See Feature: Add redundancy for data stored in the repository · Issue #256 · restic/restic · GitHub . Erasure coding not implemented so far as it’s a lot of work to do so, and it is only useful for some backends. For example, for the cloud storage backends it would be a waste of space, as these already use redundancy to prevent data corruption.

Restic uses HTTP2 to speak with rclone which natively implements multiplexing. I’d expect that it should be possible for restic to send at least 1GB/s to rclone (I have no numbers to back that up). Can you describe you setup a bit further?

Thank you for so detailed answer,

Sure, I’ve got such results while made snapshots copy from local repository to remote one via rclone (macOS 13.4, rclone v1.62.2, restic v0.15.2). $TMPDIR and --cache-dir are set to (the same) dedicated NVMe SSD, local repository is placed on RAID array of rotational HDDs (both drives are connected over Thunderbolt 3 connection, SSD on its own bus, RAID on its own one). rclone has proven 1Gbps bandwidth to that configuration --transfers=24 in sync mode.

So what I see:

  • Bandwidth spikes between 11Mbps-700Mbps like that
  • Sometimes outgoing traffic goes to almost zero bps for a couple of seconds, like rsync waits something or restic does something before sending the request

So to exclude any local stuff here’s an experiment to copy snaphots:

  • the same OS and restic/rclone versions
  • repository on NVMe SSD initialised with default options
  • remote repository configured via rclone (no crypto or any other stuff, just a plain backend)
  • data of 10x 1G random BLOBs
  • Graphs made by iStat menus

And two cases to check
case 1: copy with default rclone options (left upload spikes)
case 2: rclone.args ... --transfers=48 + restic ... -o rclone.connections=48 (right upload spikes)
image

What makes doubts for me here on that graph: when you’re using rclone to sync some files increasing the amount of transfers allows you to “overlap” connections data streams for better network utilisation, i.e. when you have 48 transfers even if half of them are waiting for backend or disk IO 24 left could utilise the whole data channel. And this graph shows it works another way with restic, for me it looks like there’s some kind of goroutine locking after or before new file is sent to rclone. Probably it’s up to rclone since I haven’t done deeper investigation yet.
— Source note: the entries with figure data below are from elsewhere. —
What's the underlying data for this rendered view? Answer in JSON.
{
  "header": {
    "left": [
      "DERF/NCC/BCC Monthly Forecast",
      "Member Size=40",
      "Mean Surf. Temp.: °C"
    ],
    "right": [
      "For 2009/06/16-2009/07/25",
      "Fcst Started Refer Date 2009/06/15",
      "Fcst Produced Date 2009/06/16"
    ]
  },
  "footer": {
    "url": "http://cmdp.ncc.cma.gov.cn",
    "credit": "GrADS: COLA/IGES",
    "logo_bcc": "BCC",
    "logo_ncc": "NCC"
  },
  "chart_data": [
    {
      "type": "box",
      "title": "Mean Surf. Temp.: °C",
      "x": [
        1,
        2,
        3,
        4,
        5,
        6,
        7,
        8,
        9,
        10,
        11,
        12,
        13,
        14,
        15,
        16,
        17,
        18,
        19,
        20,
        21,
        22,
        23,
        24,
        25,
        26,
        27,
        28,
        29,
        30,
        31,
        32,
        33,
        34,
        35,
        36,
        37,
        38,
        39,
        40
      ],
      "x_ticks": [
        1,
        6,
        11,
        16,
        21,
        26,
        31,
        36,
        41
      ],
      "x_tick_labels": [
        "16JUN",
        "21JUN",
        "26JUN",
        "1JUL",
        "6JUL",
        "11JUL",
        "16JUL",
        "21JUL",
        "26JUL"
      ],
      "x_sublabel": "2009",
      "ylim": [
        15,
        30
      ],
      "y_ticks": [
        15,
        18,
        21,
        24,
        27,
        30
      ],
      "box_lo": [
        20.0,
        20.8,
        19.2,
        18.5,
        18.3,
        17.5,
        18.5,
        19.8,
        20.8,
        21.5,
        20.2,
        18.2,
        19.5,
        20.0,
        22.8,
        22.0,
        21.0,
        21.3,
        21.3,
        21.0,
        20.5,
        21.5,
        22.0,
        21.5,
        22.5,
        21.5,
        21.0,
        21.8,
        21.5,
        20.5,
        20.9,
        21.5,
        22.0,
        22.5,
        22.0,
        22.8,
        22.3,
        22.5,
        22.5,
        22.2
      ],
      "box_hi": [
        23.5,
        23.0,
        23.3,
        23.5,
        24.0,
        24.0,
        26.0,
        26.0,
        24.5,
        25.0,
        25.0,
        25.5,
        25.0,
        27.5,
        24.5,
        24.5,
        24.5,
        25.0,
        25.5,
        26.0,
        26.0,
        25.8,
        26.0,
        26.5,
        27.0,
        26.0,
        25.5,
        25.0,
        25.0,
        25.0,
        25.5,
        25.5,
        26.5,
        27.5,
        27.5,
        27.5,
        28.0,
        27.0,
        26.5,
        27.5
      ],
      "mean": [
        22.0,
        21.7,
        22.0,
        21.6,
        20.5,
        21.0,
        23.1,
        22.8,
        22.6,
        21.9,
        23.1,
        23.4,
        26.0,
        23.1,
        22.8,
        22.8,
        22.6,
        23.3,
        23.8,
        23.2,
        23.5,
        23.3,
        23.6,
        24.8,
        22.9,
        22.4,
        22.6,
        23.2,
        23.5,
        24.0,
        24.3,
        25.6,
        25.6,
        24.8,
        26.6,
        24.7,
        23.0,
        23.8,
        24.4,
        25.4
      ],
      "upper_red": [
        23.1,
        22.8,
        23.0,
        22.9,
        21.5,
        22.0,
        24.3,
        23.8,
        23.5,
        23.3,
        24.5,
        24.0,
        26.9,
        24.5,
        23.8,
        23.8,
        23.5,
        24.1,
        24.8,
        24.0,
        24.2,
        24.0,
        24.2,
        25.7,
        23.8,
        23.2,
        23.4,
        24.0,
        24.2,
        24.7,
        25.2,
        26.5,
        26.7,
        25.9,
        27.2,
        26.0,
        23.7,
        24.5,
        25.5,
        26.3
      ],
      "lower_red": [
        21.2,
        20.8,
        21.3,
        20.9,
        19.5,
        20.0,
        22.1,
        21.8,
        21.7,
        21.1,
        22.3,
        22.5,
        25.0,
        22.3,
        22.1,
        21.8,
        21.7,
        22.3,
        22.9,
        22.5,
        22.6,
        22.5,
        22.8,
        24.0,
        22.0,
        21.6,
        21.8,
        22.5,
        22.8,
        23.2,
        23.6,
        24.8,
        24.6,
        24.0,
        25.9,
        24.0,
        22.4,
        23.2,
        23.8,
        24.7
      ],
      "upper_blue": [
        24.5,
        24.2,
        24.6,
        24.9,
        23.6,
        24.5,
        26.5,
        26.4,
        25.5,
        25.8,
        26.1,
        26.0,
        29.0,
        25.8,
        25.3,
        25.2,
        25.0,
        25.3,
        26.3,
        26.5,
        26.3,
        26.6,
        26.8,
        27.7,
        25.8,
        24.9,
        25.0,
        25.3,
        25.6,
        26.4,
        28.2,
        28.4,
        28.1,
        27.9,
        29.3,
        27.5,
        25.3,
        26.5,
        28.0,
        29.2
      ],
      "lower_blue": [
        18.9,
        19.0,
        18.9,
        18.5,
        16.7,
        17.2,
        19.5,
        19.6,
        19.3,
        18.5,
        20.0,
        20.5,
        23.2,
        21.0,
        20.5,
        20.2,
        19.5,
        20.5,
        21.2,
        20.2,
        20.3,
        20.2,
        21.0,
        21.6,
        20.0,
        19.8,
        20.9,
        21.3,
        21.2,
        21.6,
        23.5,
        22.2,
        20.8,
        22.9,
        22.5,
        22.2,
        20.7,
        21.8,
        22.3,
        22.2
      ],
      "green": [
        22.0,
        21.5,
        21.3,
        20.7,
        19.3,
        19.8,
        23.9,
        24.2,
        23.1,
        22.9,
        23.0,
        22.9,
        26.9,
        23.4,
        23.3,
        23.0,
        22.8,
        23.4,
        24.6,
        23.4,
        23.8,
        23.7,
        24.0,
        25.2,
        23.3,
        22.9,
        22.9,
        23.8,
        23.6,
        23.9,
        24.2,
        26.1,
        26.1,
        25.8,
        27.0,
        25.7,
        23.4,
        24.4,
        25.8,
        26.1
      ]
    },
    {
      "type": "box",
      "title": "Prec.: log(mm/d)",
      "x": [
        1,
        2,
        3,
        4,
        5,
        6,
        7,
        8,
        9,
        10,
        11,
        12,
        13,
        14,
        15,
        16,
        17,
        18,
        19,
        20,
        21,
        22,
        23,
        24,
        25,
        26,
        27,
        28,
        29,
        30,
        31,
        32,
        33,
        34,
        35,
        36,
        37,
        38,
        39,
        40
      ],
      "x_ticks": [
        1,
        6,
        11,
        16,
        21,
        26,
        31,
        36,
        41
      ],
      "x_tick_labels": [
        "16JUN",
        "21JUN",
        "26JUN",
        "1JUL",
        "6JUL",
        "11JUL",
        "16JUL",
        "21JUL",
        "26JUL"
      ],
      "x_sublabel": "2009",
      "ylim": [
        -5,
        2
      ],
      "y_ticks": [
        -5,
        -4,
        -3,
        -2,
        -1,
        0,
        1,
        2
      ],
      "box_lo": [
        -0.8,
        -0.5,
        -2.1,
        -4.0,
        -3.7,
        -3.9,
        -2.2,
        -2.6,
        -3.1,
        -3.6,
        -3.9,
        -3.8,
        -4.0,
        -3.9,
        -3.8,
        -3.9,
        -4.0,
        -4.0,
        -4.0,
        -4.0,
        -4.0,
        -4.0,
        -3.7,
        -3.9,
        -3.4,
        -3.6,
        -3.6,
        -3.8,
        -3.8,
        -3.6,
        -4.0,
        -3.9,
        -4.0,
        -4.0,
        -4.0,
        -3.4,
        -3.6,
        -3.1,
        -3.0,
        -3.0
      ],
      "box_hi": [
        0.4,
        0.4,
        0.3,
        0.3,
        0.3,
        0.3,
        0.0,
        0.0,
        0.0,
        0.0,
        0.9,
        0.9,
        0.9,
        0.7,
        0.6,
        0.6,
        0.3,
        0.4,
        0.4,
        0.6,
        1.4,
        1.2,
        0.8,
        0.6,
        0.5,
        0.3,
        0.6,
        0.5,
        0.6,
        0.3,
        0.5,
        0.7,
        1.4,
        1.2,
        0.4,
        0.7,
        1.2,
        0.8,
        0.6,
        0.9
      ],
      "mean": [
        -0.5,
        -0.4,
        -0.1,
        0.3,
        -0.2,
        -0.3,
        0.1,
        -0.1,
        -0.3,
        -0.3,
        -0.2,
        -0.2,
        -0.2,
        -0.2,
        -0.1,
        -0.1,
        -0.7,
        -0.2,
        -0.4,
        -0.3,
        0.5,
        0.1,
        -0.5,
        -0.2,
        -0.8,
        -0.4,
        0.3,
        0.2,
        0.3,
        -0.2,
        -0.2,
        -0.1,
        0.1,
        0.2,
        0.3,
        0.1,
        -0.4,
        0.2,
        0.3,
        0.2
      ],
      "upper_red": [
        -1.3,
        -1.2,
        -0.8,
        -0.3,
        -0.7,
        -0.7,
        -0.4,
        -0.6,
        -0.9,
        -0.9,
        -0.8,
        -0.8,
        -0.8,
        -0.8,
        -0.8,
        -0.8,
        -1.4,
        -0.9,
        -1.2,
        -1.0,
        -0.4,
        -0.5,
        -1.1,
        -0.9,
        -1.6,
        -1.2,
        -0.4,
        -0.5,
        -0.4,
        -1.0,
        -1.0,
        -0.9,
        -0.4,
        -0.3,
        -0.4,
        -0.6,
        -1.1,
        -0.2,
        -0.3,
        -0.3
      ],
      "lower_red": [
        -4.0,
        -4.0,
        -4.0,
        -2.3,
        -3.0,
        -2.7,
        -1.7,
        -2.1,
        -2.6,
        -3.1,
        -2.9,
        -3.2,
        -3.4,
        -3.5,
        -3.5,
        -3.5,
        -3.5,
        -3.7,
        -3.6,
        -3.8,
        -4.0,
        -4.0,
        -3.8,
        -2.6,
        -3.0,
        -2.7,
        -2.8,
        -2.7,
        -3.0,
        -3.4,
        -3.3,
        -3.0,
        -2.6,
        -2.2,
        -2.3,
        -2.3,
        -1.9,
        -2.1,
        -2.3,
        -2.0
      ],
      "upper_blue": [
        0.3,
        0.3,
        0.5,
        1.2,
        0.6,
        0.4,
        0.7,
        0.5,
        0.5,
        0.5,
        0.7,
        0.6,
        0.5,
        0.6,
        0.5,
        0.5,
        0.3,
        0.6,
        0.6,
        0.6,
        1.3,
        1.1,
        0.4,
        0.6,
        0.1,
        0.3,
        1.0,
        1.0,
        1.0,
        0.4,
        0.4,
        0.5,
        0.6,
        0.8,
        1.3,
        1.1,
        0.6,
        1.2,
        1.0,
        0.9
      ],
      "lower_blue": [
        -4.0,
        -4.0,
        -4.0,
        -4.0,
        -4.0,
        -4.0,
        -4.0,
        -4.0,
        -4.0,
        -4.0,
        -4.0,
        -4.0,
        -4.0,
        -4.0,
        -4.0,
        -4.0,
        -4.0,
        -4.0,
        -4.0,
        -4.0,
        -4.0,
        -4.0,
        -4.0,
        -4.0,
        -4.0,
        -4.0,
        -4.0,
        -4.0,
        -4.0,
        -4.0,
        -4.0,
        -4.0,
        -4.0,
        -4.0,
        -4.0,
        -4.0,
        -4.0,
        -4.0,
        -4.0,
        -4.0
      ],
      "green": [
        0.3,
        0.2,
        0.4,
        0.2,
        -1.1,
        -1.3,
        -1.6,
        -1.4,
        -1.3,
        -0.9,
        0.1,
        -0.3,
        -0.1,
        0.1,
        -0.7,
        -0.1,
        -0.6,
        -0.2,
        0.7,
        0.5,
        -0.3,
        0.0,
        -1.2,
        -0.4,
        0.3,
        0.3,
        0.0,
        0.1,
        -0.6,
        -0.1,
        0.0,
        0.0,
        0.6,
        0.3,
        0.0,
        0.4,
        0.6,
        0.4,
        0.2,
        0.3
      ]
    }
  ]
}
I most likely got what it was: some cloud services requires some time to generate upload URL to send data to, I’ve used default parameters of restic when created the repository so my chunks was about 16M in size and the was uploaded to fast to make a described behaviour of utilising the network.

So looks like mystery solved, thanks :slight_smile:

1 Like

One more UPD: repacked to 128M packs and tried to copy snapshots

image

Here’s how the graph looks with default rclone options, i.e. utilisation become much better.